Non sempre però si può aiutare chi invoca aiuto. Giunge infatti la voce che una detenuta si sia recisa le vene con i denti. Lei, a differenza delle politiche, non ha nessuno che combatta per la sua liberazione e cerchi di fare pressione sulla stampa estera per denunciare i crimini perpetuati dallo Stato sovietico sui propri cittadini, si trasformerà in un’altra delle tante morti rimaste silenziose e inosservate di cui nessuno sarà ritenuto responsabile. I medici conniventi non avranno paura nel redigere una diagnosi convincente che faccia passare l’avvenimento come una morte “in regola”. La sua vita rimarrà solo nella memoria di quel pavimento macchiato di sangue che gli inservienti si sono affrettati a lavare
e in Mordovia verrà scavata un’altra anonima tomba numerata, e una neve grigia cadrà da un cielo grigio a ricoprirla. Poi, tra un paio d’anni, un bulldozer la spianerà, per fare spazio a quelle che verranno.
Nello spazio eterotopico del lager, dove il tempo è scandito solo dall’orario dei pasti, le detenute cercano di ricreare la normalità della vita libera: a Capodanno prendono della polvere dentifricia, la impastano con dell’acqua e disegnano un albero di Natale sul nero rivestimento metallico della stufa.
Ratušinskaja condanna inoltre l’indifferenza dei membri dell’Unione degli Scrittori Sovietici che, dall’alto delle loro torri d’avorio, si tengono alla larga dalla lotta per la liberazione di intellettuali come lei. Quando si ha molto da perdere, il coraggio viene meno. D’altronde, non avendo mai preso parte a qualsivoglia attività di propaganda obbligatoria per i componenti dell’Unione, Ratušinskaja non può essere considerata una loro collega. Chi si batte affinché la sua prigionia abbia termine sono, tra gli altri, il marito Igor’ e Elena Sannikova, una attivista imprigionata anche a causa della sua lotta a favore della scrittrice:
Dopo essere stata liberata, le parlai per telefono. Avevo il cuore straziato: ecco, io sono a casa – soltanto perché tutti insieme sono riusciti a tirarmi fuori, e lei è al confino – perché è stata una di quelli che cercavano di tirarmi fuori.

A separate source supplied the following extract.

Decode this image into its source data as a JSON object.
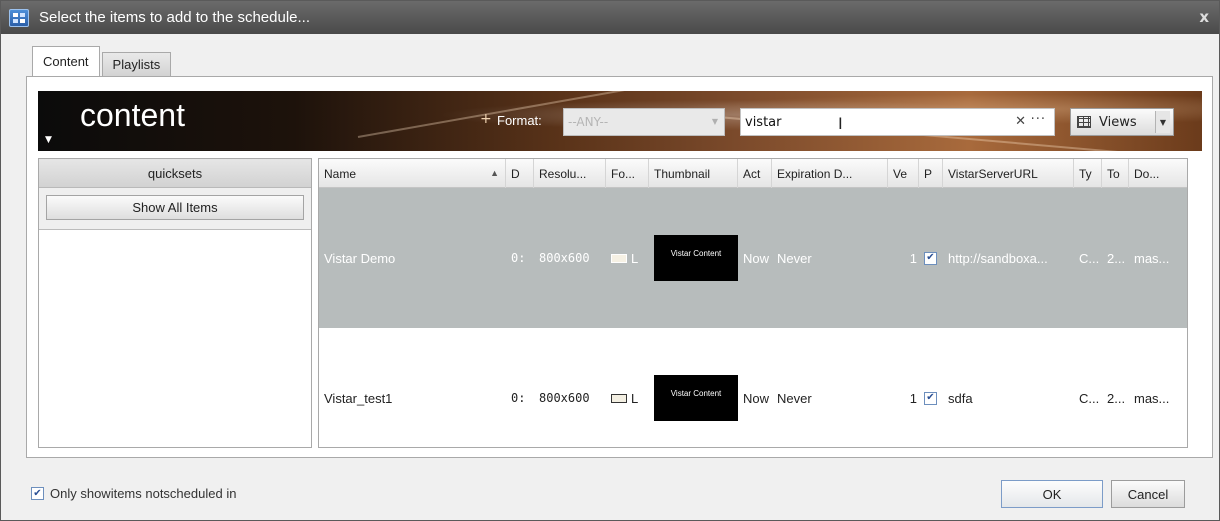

Gettate nel tritacarne sovietico, il cui unico scopo è spezzarle, la loro arma di sopravvivenza non è che una: resistere. Resistere cercando di mantenere intatto lo status di esseri umani senza quindi scivolare nell’odio nei confronti dei propri aguzzini altrimenti sarà proprio quel sentimento che corroderà e annienterà la loro anima.

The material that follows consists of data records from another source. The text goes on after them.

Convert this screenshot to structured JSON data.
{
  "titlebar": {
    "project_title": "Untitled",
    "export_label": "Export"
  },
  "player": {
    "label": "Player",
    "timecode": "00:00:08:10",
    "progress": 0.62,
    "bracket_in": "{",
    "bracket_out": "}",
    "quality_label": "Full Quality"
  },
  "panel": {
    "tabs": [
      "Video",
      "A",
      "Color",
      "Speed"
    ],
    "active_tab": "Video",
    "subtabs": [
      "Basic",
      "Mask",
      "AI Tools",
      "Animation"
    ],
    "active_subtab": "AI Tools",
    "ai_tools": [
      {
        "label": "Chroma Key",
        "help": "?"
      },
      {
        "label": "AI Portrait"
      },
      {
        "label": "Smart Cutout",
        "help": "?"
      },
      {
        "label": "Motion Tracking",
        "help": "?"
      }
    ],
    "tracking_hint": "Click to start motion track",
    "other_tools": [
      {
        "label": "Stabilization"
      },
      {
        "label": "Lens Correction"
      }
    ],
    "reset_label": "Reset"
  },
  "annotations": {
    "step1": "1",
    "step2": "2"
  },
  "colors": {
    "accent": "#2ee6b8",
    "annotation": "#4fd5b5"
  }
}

In balìa della sorvegliante Podust, paragonata a Ilse Koch, la “strega” del campo di concentramento nazista di Buchenwald, per via del sadico piacere che ricava dalla sottomissione delle prigioniere, in quel vortice di vessazioni a scopo “rieducativo”, in quell’oliato ingranaggio di menzogna e violenza l’unica cosa che rimane da fare è aggrapparsi all’anima con i denti.
Talvolta premo contro la guancia questa tela del lager, che ne ha viste così tante: il mio grigio, il mio colore grigio! Il colore della speranza! Per quanto tempo ancora dovranno esistere questi lager sulla mia terra? Come potrò oggi addormentarmi mentre ancora continuano ad esistere? Ma era la nostra zona che aveva l’uniforme grigia. La maggioranza dei prigionieri ce l’ha nera. In che cosa possono sperare loro? Forse – soltanto in tutti noi.